Por Jeffis Carvalho
A Barragem Igarapé Mutum não tem vertedouro. Exatamente o que você leu: uma estrutura que retém milhões de litros d’água, erguida sobre terra amazônica, não possui o dispositivo básico para escoar o excesso de água com segurança. Desde fevereiro de 2024, ela pisca em vermelho no mapa de risco de Rondônia — um sinal de alerta que o procurador do Ministério Público Federal (MPF) André Porreca, do 2º Ofício da Amazônia Ocidental, não consegue tirar da cabeça.
“A estabilidade das barragens não é apenas uma exigência técnica, mas uma obrigação legal e moral com a proteção da vida, do patrimônio e do meio ambiente”, diz Porreca, escolhendo cada palavra como quem carrega o peso de prevenir tragédias que já viraram cicatrizes na memória nacional.
Mariana. Brumadinho. Os nomes ecoam como advertências.
A Batalha de Ariquemes
Em Ariquemes, a CooperMetal se tornou o símbolo de uma queda de braço que se arrasta há quase uma década. Foi em 2016 que o Ministério Público Federal abriu o primeiro inquérito. Irregularidades foram identificadas. Prazos foram dados. Promessas foram feitas. E as correções? Vieram pela metade, em prestações, como quem paga uma dívida sempre adiando o saldo final.
Duas recomendações do MPF em 2023. Junho de 2024 chegou e as irregularidades persistiam, teimosas como a burocracia que parece protegê-las. A Agência Nacional de Mineração (ANM) havia concedido prorrogações, aceitando “justificativas técnicas e econômicas” — o tipo de linguagem que transforma urgências em processos administrativos.

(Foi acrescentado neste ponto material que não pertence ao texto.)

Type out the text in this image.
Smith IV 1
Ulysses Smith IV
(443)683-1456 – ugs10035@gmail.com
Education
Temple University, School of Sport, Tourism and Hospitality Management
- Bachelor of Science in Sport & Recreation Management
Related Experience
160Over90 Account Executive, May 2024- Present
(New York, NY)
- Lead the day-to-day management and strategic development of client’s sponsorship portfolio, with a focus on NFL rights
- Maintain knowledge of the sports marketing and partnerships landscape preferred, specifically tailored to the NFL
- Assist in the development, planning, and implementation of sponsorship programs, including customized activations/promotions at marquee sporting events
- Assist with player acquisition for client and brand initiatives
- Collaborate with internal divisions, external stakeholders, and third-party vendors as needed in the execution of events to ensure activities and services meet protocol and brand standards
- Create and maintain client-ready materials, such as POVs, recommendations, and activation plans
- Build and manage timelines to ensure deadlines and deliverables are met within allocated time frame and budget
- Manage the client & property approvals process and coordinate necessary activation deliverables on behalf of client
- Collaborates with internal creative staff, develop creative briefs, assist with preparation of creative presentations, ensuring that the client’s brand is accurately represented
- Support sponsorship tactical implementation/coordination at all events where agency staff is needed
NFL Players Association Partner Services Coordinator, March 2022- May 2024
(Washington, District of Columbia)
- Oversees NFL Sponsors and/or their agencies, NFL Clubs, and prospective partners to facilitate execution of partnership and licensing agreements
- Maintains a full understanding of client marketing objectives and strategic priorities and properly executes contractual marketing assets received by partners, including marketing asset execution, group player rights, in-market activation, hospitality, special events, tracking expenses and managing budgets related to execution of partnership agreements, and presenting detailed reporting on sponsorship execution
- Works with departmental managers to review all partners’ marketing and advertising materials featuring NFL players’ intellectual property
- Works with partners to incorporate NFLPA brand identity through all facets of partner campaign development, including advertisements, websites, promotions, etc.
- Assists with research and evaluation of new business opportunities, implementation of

Mas o MPF não estava mais para jogo. Moveu ação civil pública contra a CooperMetal, a NBF Mineração e a própria ANM. Três barragens sob responsabilidade de cooperativas — Igarapé Mutum, Rio Santa Cruz e Jacaré Médio — foram embargadas. A mensagem era clara: não há mais espaço para meio-termo quando se trata de estruturas classificadas como de risco e dano potencial médios desde 2022.
Houve vitória parcial: em 27 de dezembro de 2024, uma das barragens foi descaracterizada. O inquérito foi arquivado. Mas duas ainda permanecem no mapa da preocupação.
O Complexo do Madeira Acorda
No Complexo do Rio Madeira, onde as gigantescas usinas de Jirau e Santo Antônio bombeiam energia para o país, algo começou a mudar. Depois de cinco anos de pressão iniciada em 2019, o MPF finalmente viu seus Planos de Ação de Emergência (PAE) saírem do papel.
Elaborados em 2023, testados em 2024. Protocolos de evacuação, sistemas de alerta, mapeamento de áreas de risco — toda a engenharia burocrática necessária para que, se o pior acontecer, a tragédia não seja amplificada pelo despreparo.
A Declaração de Condição de Estabilidade (DCE) virou moeda de troca: sem ela, interdição e multa. O documento que atesta a segurança das estruturas deixou de ser apenas mais um papel numa gaveta para se tornar condição de operação.
2025: Ano da Prestação de Contas
Este é o ano da COP30 em Belém. Os holofotes do mundo estarão sobre a Amazônia. E Rondônia não quer entrar para a história como o estado que ignorou os avisos.
A proibição nacional de barragens construídas pelo método a montante — aquele mesmo que condenou Brumadinho — veio em 2019 pela ANM e ganhou força de lei federal em 2020. A Política Nacional de Segurança de Barragens foi fortalecida no papel. Agora o MPF a faz valer na prática, barragem por barragem, inquérito por inquérito.
Em Ariquemes, a Igarapé Mutum continua sem vertedouro adequado. Mas pela primeira vez em anos, há quem esteja vigiando cada dia de atraso, cada justificativa técnica, cada prorrogação concedida.
O procurador Porreca sabe que fiscalizar barragens não é apenas sobre concreto e cálculos hidráulicos. É sobre a diferença entre um sistema de alerta que funciona e famílias soterradas pela lama. Entre prevenção e luto coletivo.
A questão agora é simples, direta, inadiável: Rondônia vai aprender com as tragédias alheias ou vai esperar ter as suas próprias?